= Nanua Chaprasi =

Indian Hindu spiritual guru and saint

Nanua Chaprasi (26 June 1920 - 7 July 2009) was a Hindu spiritual guru and saint from Ramghat near Atrauli in Uttar Pradesh.

Shri Nanua Chaprasi

He was born in a landholder Brahmin family on 26 June 1920 as Vishnu Dutt Dikshit at Ramghat, Bulandshahar district, Uttar Pradesh.His maternal village was Badaun.

He became an enlightened soul ( a siddha ) after 14 years of Sādhanā under a Banyan tree. The tree is now named as 'Sidhha Bari' located near the bank of River Ganges in Ramghat and site of pilgrimage now for his disciples.

He preached that one's past sins are reasons for one's present sufferings. He formulated and advised the rites needed to get rid of our bad Karma, which are cause of our present sufferings. Further, he also preached that in present era of Kaliyuga, one has to also worship powers of Kaliyuga for one's well-being. He also preached the people should not kill even a small insects. He did not believe in differentiation in name of caste, creed or religion and preached all human beings are same irrespective of religion, caste or race.

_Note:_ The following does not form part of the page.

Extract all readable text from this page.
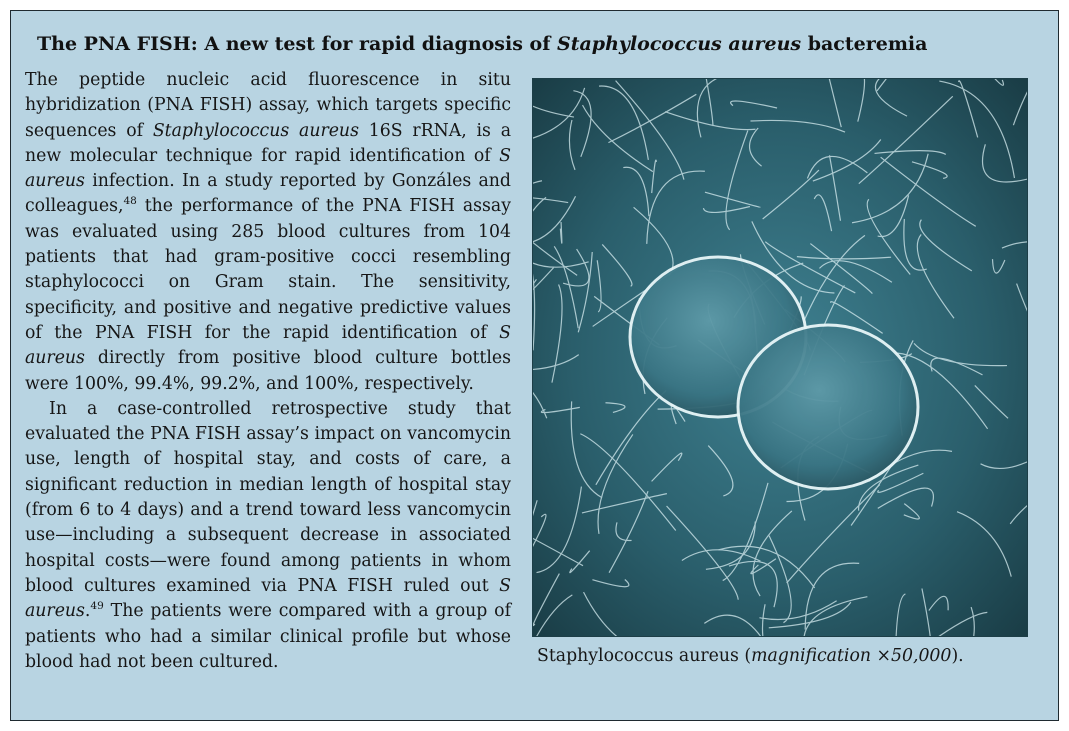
The PNA FISH: A new test for rapid diagnosis of Staphylococcus aureus bacteremia

The peptide nucleic acid fluorescence in situ hybridization (PNA FISH) assay, which targets specific sequences of Staphylococcus aureus 16S rRNA, is a new molecular technique for rapid identification of S aureus infection. In a study reported by Gonzáles and colleagues,$^{48}$ the performance of the PNA FISH assay was evaluated using 285 blood cultures from 104 patients that had gram-positive cocci resembling staphylococci on Gram stain. The sensitivity, specificity, and positive and negative predictive values of the PNA FISH for the rapid identification of S aureus directly from positive blood culture bottles were 100%, 99.4%, 99.2%, and 100%, respectively.

In a case-controlled retrospective study that evaluated the PNA FISH assay’s impact on vancomycin use, length of hospital stay, and costs of care, a significant reduction in median length of hospital stay (from 6 to 4 days) and a trend toward less vancomycin use—including a subsequent decrease in associated hospital costs—were found among patients in whom blood cultures examined via PNA FISH ruled out S aureus.$^{49}$ The patients were compared with a group of patients who had a similar clinical profile but whose blood had not been cultured.	Staphylococcus aureus (magnification ×50,000).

He died on 7 July 2009 at Ramghat. His main temple housing his samadhi and ashram is located at Ramghat. Further, he spent lot of time meditating at an island in middle of the pond at Pesri, where his idol and temple is located and managed by Nanuaji's disciples.

He had many followers mainly from Uttar Pradesh, Delhi and also in Aurangabad, Maharashtra, who visit his ashram especially on day of Guru Poornima, when special arrangements and havana is held at the ashram established by him. Another large temple dedicated to him has opened in 2020 in Talbehat, by his disciples from Jhansi district and Lalitpur District.

He preached religious harmony and people of all sects. Hindus, Jains, Sikhs, Muslims, Christians, and Buddhists were amongst his followers.